Operator-independent and Constant Quality through Intelligent Assistance

Interview on Knowledge and Assistance in Production

Q & A with Dr.-Ing. Volker Trinks, SCHOTT AG

Why are assistance systems an important topic for SCHOTT?

Trinks:

We are the world market leader for special glass tubes for pharmaceutical primary packaging materials such as glass containers for vaccines. In this area, quality requirements have been increasing for years. However, ensuring consistent quality requires a great deal of effort in the case of tubular glass, because every draw, meaning every manufacturing unit, is individual. In order to optimally adjust processes, which are also very individual, and to continuously monitor the result, we use optical technologies and intelligent methods of image processing and pattern recognition. Without such methods, the individuality of draws can hardly be captured. 

Why is intelligent assistance indispensable in these areas?

Trinks:

There are several reasons. Setting up production processes in the best possible way has become extremely complex. Many parameters play into melting and shaping. Only highly qualified specialists are still able to model optimal interaction. Operators on the lines, on the other hand, need assistance systems that determine the best parameters possible at the specific moment to run a process. Such systems must also signal whether there is still potential for optimization. As far as quality assurance is concerned: During production, defects in the glass must be continuously detected and clearly classified in order to guarantee product properties with 100 percent accuracy.

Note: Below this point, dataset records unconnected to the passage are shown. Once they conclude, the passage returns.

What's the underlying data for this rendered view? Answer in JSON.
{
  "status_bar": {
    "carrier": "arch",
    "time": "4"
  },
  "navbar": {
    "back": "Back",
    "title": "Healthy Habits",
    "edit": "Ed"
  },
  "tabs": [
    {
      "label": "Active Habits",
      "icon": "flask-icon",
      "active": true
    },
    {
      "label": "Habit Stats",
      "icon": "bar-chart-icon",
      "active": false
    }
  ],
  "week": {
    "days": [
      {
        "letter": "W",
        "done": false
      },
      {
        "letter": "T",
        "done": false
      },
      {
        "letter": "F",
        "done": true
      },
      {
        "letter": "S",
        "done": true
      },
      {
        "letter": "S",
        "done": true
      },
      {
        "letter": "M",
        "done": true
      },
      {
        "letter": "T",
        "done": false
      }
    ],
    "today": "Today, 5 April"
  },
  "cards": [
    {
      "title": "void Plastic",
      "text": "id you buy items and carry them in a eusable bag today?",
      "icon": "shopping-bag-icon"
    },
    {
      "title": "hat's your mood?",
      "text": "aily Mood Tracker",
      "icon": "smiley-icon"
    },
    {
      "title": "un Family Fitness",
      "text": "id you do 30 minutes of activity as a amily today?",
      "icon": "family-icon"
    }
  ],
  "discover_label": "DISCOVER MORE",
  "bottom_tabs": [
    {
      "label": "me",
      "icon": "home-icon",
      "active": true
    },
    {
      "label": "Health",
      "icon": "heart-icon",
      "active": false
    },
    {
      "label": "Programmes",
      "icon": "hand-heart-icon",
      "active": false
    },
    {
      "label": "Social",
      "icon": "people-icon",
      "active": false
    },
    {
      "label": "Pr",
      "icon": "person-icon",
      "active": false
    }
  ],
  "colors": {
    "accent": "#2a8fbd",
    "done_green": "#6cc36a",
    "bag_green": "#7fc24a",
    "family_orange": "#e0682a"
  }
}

This is not possible with the naked eye, but it is possible with optical technologies combined with AI. With at least semi-autonomous control and optical inspection, we therefore achieve a very high level of quality across all sites. In addition, we secure the know-how of process experts to a certain extent.

Won’t this make people on the line dispensable?

Trinks:

Definitely not in the near future. Digitization will not replace a single employee in production at our company, because only people can react flexibly to unusual situations. An important task is therefore to design increasingly complex systems in such a way that machine operators can use them well and receive all the information they need. For example, it must become transparent why a system makes a certain decision.

Who we talked to

Dr. Volker Trinks has been working at SCHOTT AG since 1991. He has been in charge of technology development at SCHOTT’s Tubing business unit since 2016, which includes process and procedure development as well as the development of measuring systems, production machinery and the Optical Technologies specialist area. A relatively new focus is comprehensive process digitization and the use of AI methods.

SCHOTT produces around 30 million pharmaceutical containers per day worldwide. The preferred material is borosilicate glass, because it does not release any material to vaccines or medications. The majority of COVID-19 vaccines are filled in vials made of this glass. By the end of 2021, SCHOTT has supplied vials for more than five billion COVID-19 vaccine doses.